Security model

A sidechain is an independent blockchain whose native currency is pegged to the value of another blockchain currency. The peg can be enforced by a protocol or it can be synthetic. A 2-way peg is a protocol-enforced system allowing two currencies to be exchanged freely, automatically, and without incurring in a price negotiation. In RSK, the asset that can be freely moved is Bitcoin. When the network where the bitcoins exist is not clear from the context, we refer to RBTC to bitcoins existing in RSK.

In practice, when BTC is exchanged for RBTC, no currency is “transferred” between blockchains in a single transaction. The transfer operation is split into two transactions. In the first, some BTCs are locked in Bitcoin and in the second the same amount of RBTC is unlocked in RSK. The whole process is called peg-in. When RBTC needs to be converted back into BTC, the reverse process occurs: the RBTC gets locked again in RSK and the same amount of BTC is unlocked in Bitcoin. The process is called peg-out.

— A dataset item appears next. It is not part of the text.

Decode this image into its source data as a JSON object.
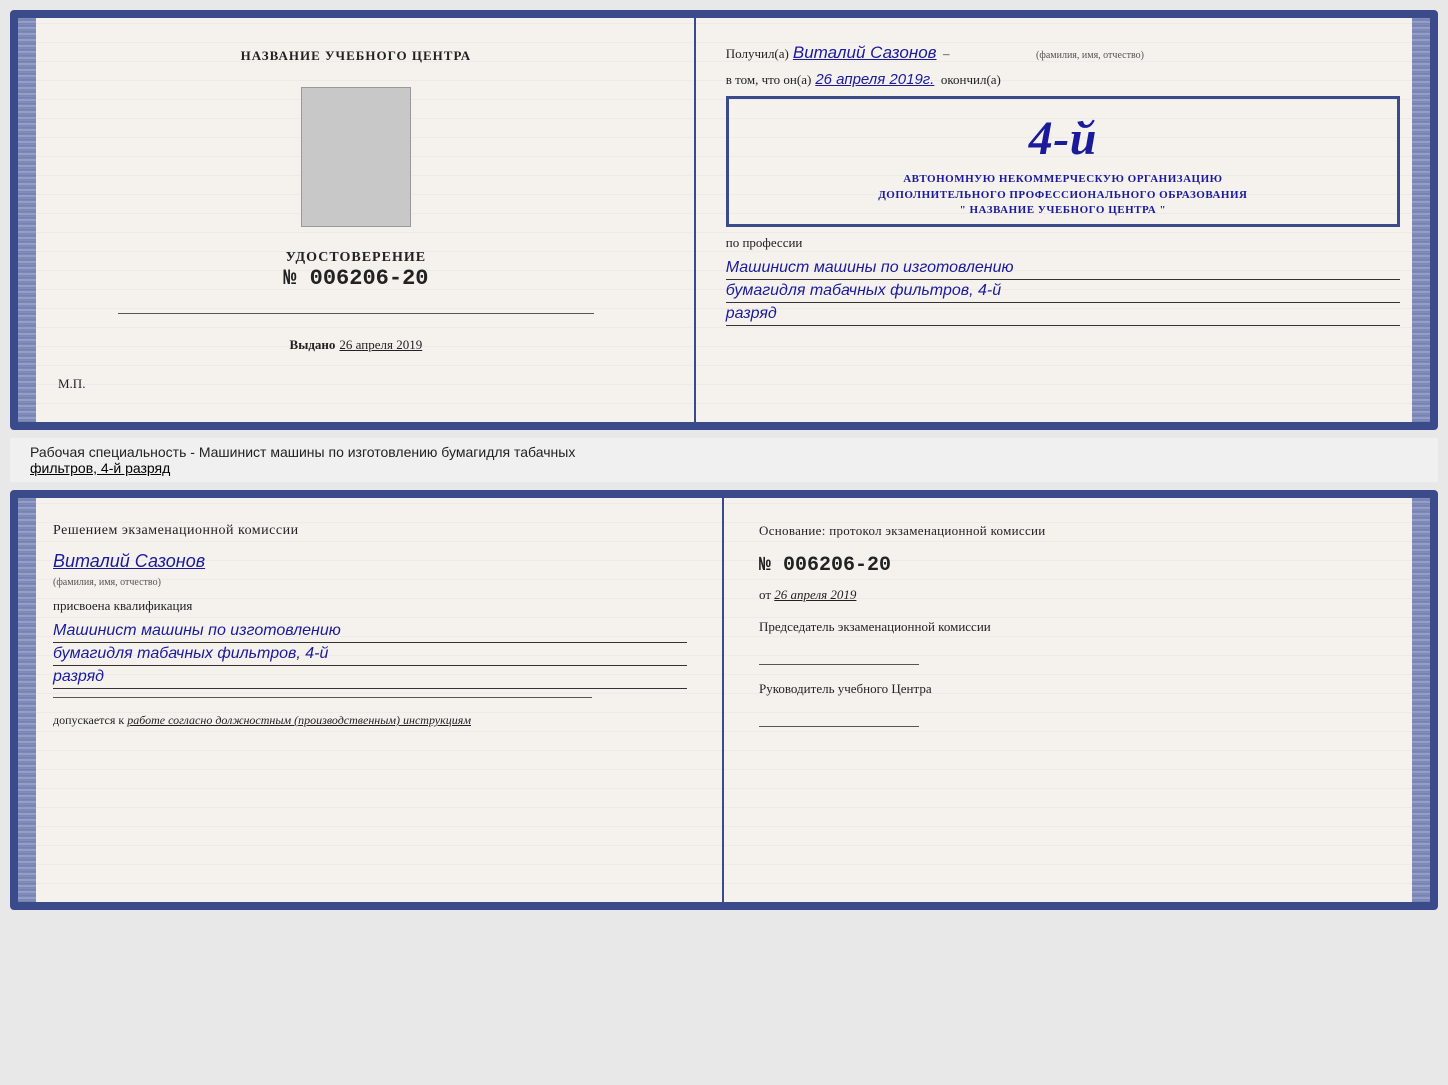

Fully trust-minimized and third-party-free two-way pegs can be created if two platforms have Turing-complete smart-contracts. But since Bitcoin currently does not support Turing-complete smart-contracts nor native opcodes to validate external SPV proofs, part of the 2-way peg system in RSK relies on an autonomous system called Powpeg. This system comprises a smart-contract called Bridge that controls every operation, and a set of third-parties called pegnatories, each one running a software called Powpeg node and a hardware security module called PowHSM. The PowHSM is a tamper-proof device responsible for storing a private key that is part of a multi-signature scheme. In the peg-in process, users send bitcoins to this multi-signature address. The PowHSMs are also responsible for choosing the RSK best chain based on cumulative proof-of-work, in a security model called SPV, and for signing Bitcoin peg-put transactions in case the RSK blockchain consensus requires it. No single pegnatory can control the locked BTCs, nor access the multi-sig private key stored in the PowHSM. Not even the majority of pegnatories has the ability to release BTC funds. The PowHSM only proceeds to sign a peg-out transaction upon receiving commands from the RSK blockchain, backed by 4000 confirmation blocks, with a cumulative proof-of-work currently equivalent to approximately 100 bitcoin blocks. Note that if a user transfers BTC into RBTC and back, they will normally not receive bitcoins that are directly connected by UTXOs with the original BTC sent. The bitcoins are not locked for specific users, and instead they are locked for use across the entire RSK network.

The locking and unlocking of funds is done by the Powpeg without any human intervention. A requirement for being part of the Powpeg is the ability to maintain the PowHSM device online and connected to the RSK network with high up-time. It’s also a requirement that pegnatories are capable of auditing, or review third party audits that attest that the software that powers the node behaves as expected. The PowHSM device is manufactured by a top hardware security company and the firmware was developed by IOV Labs. The PowHSM provides state-of-the-art maximum security for their private keys using a Secure Element (SE).

As of January 2020, the Powpeg comprises 12 well-known, and highly secure pegnatories. Leading Blockchain companies are currently members of the Powpeg. In exchange for their work, the pegnatories are awarded 1% of the transaction fees generated on RSK, in order to cover the hardware and maintenance costs.

Powpeg Members Update

The Powpeg is governed by a written protocol that establishes when it is possible or required to add or remove a member. If the conditions to change the composition are met, a pegnatory can send a message to the Bridge contract requiring the beginning of a Powpeg composition change. The change involves three phases: a voting period, a delay period and a funds migration period. All phases are automated and coordinated by the Bridge contract, so the process is open, public, and leaves a cryptographic audit trail. During the voting phase, each pegnatory can either accept or reject a composition change. Only if the majority of pegnatories accept the change, the next phase begins. This phase is a consensus enforced delay of one week. The delay allows users to transfer the Bitcoins back to the Bitcoin network in case they do not trust the new Powpeg composition. Finally, the composition change is activated and the last phase starts, which is responsible for the migration of the funds from the old Powpeg to the new one.

The Future

One of the features that has been accepted by the community is adding public attestation of the PowHSM firmware for all users to verify the correctness of the PowHSMs. Another upcoming feature is the introduction of frequent keep-alives to detect as early as possible if a pegnatory is down. Several competing community proposals exist on how to improve the security of the Powpeg. If Bitcoin adds special opcodes or extensibility to validate SPV proofs, and once the new system is proven to be secure and trust-free, the Powpeg role will no longer be necessary, and the RSK community may implement the changes to adapt RSK to the new trust-free system. For example, members of the RSK community proposed in 2016 a drivechain BIP, which represents a trust-minimized alternative to the Powpeg.